Le parc national de Zahamena est l’un des plus grands blocs de forêt pluviale de l’est encore relativement intacts à Madagascar. Inscrit au Patrimoine mondial de l’UNESCO au titre des « Forêts humides de l’Atsinanana », il protège un gradient complet de forêt humide, depuis les contreforts proches du lac Alaotra jusqu’aux crêtes montagnardes, avec un relief extrêmement accidenté et une biodiversité très élevée.
Géographie et paysages du parc
Situé entre les régions d’Alaotra‑Mangoro et d’Atsinanana, le parc national de Zahamena se trouve à l’est du lac Alaotra, au nord‑est de Moramanga et au sud‑ouest de Toamasina/Tamatave.
- Superficie : ~64 000 ha de parc, plus une réserve intégrale adjacente.
- Altitudes : env. 400–1 500+ m.
- Relief : collines serrées, crêtes étroites, vallées profondément encaissées, pentes souvent > 30 %.
- Climat : très humide, pluies abondantes quasiment toute l’année, pic de novembre à avril.
Les paysages sont dominés par des collines entièrement boisées, des gorges profondes, des rivières rapides et des cascades, avec par endroits des vues lointaines sur la cuvette du lac Alaotra.
Circuits et sentiers
Zahamena ne dispose pas de réseau de sentiers « standard » :
- Treks de plusieurs jours depuis Ankasy :
- Montée à pied depuis Ankasy jusqu’à la limite du parc, puis immersion dans la forêt (camping ou nuits en village).
- Randonnées de crête :
- Itinéraires techniques suivant des crêtes étroites, offrant des vues panoramiques et l’accès à des noyaux de forêt très peu perturbés.
- Exploration de vallées et rivières :
- Descente de vallées forestières, franchissement de rivières, observation de cascades et de bassins naturels.
Les sentiers sont non balisés, souvent raides, boueux et glissants ; l’accompagnement par des guides locaux et porteurs est indispensable.
Faune
Le parc national de Zahamena est un hotspot pour la faune de forêt humide :
- Lémuriens : lémurs bruns (Eulemur spp.), sifakas, lémuriens laineux (Avahi), microcèbes (Microcebus), lémuriens nains (Cheirogaleus).
- Oiseaux : forte diversité d’endémiques de l’est (vangas, couas, ground‑rollers, mésites, tisserins forestiers), plusieurs espèces globalement menacées (IUCN).
- Reptiles et amphibiens : caméléons (Calumma, Brookesia), geckos de forêt, serpents non venimeux ; très grand nombre de grenouilles de forêt pluviale (Boophis, Mantidactylus, Guibemantis, etc.), souvent micro‑endémiques.
- Petits mammifères : tenrecs, rongeurs endémiques, chauves‑souris forestières.
De nombreuses découvertes récentes montrent que Zahamena reste une zone clé pour la recherche scientifique (ornithologie, herpétologie, botanique).
Flore et végétation
La flore de Zahamena est typique des forêts humides orientales, avec de forts taux d’endémisme :
- Forêt de basse altitude (400–800 m) : grands arbres (Lauraceae, Myrtaceae, Sarcolaenaceae…), lianes, fougères, sous‑bois dense.
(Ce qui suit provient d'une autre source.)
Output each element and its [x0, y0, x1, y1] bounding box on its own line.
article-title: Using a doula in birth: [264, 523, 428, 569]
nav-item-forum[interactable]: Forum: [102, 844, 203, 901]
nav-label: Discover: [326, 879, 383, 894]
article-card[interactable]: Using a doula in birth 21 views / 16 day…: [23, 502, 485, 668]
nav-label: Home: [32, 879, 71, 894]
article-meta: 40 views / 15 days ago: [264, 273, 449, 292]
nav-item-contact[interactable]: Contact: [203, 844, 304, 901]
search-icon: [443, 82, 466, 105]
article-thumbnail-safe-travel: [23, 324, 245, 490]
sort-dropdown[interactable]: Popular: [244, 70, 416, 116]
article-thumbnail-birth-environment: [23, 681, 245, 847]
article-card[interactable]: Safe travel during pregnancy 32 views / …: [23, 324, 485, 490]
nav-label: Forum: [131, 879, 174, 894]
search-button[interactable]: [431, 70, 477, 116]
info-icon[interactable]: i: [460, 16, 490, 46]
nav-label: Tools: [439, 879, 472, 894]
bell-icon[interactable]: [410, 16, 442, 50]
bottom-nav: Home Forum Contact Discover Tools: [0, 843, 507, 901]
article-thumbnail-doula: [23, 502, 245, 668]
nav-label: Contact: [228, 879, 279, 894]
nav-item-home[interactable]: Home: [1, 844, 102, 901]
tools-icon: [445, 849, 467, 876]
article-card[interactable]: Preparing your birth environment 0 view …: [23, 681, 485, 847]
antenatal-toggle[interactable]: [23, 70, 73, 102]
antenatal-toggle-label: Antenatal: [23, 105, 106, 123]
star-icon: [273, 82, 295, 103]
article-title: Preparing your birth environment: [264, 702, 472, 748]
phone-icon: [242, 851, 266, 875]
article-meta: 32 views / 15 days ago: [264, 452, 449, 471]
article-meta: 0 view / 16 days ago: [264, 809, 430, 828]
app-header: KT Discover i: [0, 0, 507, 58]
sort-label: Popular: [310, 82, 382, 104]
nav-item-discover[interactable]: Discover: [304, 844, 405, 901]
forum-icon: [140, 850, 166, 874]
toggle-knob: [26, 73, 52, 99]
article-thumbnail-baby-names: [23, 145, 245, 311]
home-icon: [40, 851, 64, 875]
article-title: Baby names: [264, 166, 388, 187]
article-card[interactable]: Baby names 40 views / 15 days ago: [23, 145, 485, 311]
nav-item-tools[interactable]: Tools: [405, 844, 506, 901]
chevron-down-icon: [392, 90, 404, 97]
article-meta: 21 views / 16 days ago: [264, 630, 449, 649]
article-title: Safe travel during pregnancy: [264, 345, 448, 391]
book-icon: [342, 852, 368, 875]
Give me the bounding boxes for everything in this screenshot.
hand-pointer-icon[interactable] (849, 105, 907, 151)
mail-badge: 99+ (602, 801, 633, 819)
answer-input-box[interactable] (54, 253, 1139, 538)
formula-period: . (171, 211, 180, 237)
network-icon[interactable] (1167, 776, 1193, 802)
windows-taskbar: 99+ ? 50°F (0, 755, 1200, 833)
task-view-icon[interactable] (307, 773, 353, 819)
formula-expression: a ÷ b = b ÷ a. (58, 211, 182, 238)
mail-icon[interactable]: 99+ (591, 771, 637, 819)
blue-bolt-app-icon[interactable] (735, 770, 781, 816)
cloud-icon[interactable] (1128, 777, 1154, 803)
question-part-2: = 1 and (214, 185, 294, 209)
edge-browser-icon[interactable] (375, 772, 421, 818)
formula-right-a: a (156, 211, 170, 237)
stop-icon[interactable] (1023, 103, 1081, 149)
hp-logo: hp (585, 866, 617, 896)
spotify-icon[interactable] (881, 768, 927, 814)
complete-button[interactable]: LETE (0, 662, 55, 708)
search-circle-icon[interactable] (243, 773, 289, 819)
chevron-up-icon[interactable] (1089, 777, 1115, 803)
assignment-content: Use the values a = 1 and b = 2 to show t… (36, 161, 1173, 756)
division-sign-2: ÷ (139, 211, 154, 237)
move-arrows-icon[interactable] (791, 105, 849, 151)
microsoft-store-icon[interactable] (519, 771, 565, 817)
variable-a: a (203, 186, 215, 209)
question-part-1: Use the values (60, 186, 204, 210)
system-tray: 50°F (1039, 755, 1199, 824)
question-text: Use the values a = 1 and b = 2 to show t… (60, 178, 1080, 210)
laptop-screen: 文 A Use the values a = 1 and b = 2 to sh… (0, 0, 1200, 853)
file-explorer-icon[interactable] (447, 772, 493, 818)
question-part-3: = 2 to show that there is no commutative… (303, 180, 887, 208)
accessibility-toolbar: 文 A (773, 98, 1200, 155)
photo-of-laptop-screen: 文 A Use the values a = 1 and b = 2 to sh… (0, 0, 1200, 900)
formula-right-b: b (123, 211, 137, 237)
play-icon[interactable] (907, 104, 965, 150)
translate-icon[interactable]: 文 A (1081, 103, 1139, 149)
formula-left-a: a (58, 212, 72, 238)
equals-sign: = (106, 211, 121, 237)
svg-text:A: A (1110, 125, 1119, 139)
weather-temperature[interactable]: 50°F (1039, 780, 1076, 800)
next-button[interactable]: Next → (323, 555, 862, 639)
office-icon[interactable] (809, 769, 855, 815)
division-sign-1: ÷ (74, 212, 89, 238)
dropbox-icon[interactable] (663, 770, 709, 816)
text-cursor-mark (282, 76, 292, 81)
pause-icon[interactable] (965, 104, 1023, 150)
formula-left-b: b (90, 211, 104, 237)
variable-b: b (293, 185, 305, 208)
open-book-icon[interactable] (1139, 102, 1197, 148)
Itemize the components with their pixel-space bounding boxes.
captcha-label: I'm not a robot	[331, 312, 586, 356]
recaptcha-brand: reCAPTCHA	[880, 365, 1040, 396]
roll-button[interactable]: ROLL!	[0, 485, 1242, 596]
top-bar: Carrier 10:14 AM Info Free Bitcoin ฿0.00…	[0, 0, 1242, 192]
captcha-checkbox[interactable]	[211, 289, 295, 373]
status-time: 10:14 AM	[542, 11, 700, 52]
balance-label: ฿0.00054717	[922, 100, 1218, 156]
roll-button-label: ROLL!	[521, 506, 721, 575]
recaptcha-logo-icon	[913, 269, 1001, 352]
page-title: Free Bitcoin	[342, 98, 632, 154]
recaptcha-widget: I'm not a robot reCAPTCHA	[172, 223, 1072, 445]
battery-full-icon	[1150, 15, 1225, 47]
- Forêt de moyenne altitude (800–1 200 m) : canopée plus basse, forte densité de mousses, lichens, orchidées et autres épiphytes.
- Forêt montagnarde (> 1 200 m) : arbres rabougris, troncs très moussus, marécages de crête et fourrés d’altitude.
La structure forestière est encore peu perturbée dans le cœur du parc, avec plusieurs strates bien définies et une canopée fermée.
Importance écologique et culturelle
- Conservation : noyau majeur du réseau des forêts humides de l’est, essentiel pour la survie de nombreuses espèces de lémuriens, d’oiseaux et d’amphibiens menacés.
- Rôle hydrologique : la forêt de Zahamena alimente plusieurs bassins versants qui soutiennent l’agriculture du bassin d’Alaotra (riz, cultures vivrières) et l’approvisionnement en eau des villages.
- Communautés locales : villages betsimisaraka et autres communautés vivent en périphérie, avec une dépendance forte au bois‑énergie, à la riziculture et aux cultures sur brûlis ; Madagascar National Parks et des ONG partenaires mettent en place des projets de gestion participative et d’alternatives économiques.
Conclusion
Le parc national de Zahamena est l’un des rares endroits où l’on peut encore observer un grand bloc continu de forêt pluviale de montagne à l’est de Madagascar. Son accès difficile limite la fréquentation, mais pour les trekkeurs, naturalistes et chercheurs prêts à accepter une logistique lourde et des conditions rustiques, il offre une immersion exceptionnelle dans une forêt de l’est presque intacte.